The proposed funding will go into repairing classrooms, sports centres, replace roofs and improve science labs. There will be a total of £400 million of total funding.
£400 million school building funds have been approved by the government, which will be going into school repairing activities such as roofing and painting. The school funding will also be available to academies and six form colleges. To qualify for these funds, academies will have to show restraint on executive salaries.
The funding comes amidst funding cuts that have plagued schools in the UK. The schools are still struggling to balance the books, having been left cashless by defunding of some of their programs. For academies, however, the restriction requirement for school building funding was taken because these schools had adopted a strategy of rewarding themselves, as the executives of the schools, with hefty salaries.

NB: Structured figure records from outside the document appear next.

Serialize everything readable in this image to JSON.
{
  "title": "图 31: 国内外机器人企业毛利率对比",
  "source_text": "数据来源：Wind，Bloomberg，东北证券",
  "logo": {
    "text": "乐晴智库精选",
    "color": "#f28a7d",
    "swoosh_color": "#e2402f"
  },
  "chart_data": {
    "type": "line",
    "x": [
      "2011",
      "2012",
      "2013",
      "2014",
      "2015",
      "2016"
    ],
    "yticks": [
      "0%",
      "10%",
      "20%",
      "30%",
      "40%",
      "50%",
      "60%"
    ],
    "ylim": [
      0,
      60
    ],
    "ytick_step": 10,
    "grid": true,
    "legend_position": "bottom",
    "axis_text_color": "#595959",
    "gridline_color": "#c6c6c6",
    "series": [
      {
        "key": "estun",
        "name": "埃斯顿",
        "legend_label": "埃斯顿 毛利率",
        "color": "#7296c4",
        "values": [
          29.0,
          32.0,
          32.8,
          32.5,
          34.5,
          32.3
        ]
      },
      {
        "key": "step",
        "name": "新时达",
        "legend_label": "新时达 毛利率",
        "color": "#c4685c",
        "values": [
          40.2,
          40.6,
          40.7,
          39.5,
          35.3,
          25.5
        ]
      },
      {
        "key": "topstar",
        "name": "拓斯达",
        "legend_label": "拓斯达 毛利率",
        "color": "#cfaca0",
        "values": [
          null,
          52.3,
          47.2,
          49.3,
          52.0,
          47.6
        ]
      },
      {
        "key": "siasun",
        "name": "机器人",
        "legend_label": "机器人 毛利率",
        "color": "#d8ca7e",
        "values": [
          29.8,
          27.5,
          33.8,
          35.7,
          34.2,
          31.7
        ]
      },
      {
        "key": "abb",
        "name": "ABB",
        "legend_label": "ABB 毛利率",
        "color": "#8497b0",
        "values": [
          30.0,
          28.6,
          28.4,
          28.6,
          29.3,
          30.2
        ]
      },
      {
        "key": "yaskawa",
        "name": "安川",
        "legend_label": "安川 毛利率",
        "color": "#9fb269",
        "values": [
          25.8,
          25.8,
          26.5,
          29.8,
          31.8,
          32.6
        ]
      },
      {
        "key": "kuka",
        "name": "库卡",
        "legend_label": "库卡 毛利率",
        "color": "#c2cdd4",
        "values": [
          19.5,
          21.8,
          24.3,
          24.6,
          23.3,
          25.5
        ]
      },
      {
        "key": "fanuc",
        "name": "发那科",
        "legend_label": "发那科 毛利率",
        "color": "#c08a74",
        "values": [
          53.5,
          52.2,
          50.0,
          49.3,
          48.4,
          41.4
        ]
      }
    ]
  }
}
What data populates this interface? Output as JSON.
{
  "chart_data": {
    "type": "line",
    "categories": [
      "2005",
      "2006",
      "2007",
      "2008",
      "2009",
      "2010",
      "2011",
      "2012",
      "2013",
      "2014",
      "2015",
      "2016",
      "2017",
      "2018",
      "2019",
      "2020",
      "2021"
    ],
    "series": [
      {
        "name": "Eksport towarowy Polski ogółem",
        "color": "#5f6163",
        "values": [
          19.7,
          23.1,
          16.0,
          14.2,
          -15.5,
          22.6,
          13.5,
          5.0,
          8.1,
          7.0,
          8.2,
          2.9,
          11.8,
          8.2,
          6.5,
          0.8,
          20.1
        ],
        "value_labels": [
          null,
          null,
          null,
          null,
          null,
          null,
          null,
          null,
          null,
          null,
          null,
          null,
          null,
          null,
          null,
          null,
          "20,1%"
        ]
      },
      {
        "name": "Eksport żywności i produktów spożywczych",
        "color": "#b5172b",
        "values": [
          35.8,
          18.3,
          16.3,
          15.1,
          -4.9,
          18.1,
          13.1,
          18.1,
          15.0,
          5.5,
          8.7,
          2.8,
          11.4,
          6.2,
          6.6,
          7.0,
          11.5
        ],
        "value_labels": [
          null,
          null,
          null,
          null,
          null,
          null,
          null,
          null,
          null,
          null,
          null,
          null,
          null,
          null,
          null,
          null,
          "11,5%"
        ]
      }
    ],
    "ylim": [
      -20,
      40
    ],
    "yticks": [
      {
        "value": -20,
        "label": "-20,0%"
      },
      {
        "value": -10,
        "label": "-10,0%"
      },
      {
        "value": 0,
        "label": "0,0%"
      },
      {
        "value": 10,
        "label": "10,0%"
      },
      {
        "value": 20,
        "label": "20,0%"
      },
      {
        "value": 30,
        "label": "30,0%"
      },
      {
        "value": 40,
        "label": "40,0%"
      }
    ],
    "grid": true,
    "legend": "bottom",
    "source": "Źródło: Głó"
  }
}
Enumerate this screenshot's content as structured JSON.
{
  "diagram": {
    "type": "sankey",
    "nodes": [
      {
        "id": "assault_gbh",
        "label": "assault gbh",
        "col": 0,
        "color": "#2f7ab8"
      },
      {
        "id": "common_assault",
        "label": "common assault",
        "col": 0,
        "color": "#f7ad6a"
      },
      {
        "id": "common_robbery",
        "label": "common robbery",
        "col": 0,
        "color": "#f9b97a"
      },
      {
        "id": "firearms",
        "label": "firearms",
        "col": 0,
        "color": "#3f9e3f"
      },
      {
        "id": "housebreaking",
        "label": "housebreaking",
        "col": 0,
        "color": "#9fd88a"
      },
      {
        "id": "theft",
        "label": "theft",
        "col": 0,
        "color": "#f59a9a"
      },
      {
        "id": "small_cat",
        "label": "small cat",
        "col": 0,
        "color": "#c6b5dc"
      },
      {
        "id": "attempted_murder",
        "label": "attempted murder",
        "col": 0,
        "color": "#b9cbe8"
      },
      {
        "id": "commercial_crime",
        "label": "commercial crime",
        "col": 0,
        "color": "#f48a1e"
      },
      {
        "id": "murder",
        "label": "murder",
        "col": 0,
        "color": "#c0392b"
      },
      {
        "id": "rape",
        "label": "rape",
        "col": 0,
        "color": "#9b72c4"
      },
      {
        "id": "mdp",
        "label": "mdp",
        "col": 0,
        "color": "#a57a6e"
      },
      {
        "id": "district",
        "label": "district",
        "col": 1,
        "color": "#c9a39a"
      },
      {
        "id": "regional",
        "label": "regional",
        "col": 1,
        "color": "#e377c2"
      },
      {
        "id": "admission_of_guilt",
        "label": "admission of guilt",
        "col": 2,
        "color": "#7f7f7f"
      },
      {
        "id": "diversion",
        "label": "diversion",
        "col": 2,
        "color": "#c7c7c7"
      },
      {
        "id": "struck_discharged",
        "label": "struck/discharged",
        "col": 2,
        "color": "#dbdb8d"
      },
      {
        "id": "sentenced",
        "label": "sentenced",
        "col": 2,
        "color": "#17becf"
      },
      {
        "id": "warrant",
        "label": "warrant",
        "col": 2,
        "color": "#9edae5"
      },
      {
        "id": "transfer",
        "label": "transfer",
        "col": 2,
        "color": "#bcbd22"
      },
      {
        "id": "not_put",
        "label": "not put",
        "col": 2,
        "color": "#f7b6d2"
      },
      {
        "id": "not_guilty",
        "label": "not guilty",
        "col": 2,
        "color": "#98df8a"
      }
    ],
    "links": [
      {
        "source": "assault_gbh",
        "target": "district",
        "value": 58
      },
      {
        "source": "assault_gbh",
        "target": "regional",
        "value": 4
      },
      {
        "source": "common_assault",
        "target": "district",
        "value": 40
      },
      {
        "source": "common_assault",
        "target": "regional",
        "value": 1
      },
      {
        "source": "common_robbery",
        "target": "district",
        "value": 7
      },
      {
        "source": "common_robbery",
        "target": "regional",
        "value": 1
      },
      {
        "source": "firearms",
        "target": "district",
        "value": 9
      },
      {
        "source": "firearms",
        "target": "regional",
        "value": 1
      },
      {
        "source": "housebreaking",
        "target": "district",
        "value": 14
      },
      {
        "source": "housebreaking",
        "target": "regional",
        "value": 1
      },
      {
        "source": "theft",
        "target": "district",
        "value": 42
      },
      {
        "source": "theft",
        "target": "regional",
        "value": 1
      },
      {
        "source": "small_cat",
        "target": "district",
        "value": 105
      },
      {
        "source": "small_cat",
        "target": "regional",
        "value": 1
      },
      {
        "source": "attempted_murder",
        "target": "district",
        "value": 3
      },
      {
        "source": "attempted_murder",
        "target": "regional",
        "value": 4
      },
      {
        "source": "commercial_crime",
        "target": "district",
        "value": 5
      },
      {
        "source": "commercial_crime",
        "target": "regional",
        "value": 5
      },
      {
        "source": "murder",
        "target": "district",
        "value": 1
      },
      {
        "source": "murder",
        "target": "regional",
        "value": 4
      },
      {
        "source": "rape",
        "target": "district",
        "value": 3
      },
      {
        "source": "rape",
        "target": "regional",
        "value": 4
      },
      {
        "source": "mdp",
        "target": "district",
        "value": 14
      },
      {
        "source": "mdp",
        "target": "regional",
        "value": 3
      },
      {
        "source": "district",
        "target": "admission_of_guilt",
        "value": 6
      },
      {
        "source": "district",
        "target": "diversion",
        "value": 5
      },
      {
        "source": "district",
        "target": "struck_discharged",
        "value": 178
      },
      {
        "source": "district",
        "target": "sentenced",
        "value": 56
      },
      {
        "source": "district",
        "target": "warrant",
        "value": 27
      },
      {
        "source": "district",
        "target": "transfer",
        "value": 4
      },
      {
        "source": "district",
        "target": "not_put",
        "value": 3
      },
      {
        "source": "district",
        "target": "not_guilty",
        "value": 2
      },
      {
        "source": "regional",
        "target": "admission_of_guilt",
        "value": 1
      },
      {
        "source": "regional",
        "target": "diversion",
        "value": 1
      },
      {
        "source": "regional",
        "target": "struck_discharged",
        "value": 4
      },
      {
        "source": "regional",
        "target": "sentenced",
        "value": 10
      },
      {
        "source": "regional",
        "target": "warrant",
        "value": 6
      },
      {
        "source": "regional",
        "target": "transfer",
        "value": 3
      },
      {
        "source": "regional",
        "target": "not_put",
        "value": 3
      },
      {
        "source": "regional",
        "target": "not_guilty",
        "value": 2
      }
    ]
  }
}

School building funds application requirements
To ensure that academies are following the rules, the government came up with some rules. The first one was that no executive should be earning more than £150,000 and the second one is if two executives in the same school earn more than £100,000, then they will not qualify for the school building funds.
278 academy trusts had been warned about overspending on executive salaries since 2017. However, only 51 academy trust had taken the initiative of reducing the salaries of the executives.
Government initiative in the funding process
Gavin Williamson, the UK Education Secretary said that the government was committed to providing quality education to students. He also insisted that the government was also committed to ensuring that teachers’ working environment had all the resources it needed, well lit and had better infrastructure.
Gavin continued by saying,
we want all pupils to learn in classrooms that enable them to gain the knowledge and skills they need for success.
Unions object to funding
Teaching unions, however, are not convinced the government efforts will help change the dire situation in the funding of schools rebuilding.
Geoff Barton, general secretary of the Association of School and College Leaders, for instance, termed the move as just a ‘hype’. He doubted it being an investment in the education system pointing to the amount offered as being insufficient.
Geof went further and added that the method of applying for the funding was deeply misguided, especially the requirement on salary restraint.
Mary Bousted, joint general secretary of the National Education Union. laments:
This is simply far too little, far too late and it is unacceptable that, in the 21st century, so many children and young people go to schools which have Victorian conditions.
School funding debate will continue to dominate the public space, especially as the UK approaches the election period. Boris Johnson’s government has already indicated that it will increase the funding to £7 billion additional fundings by 2023.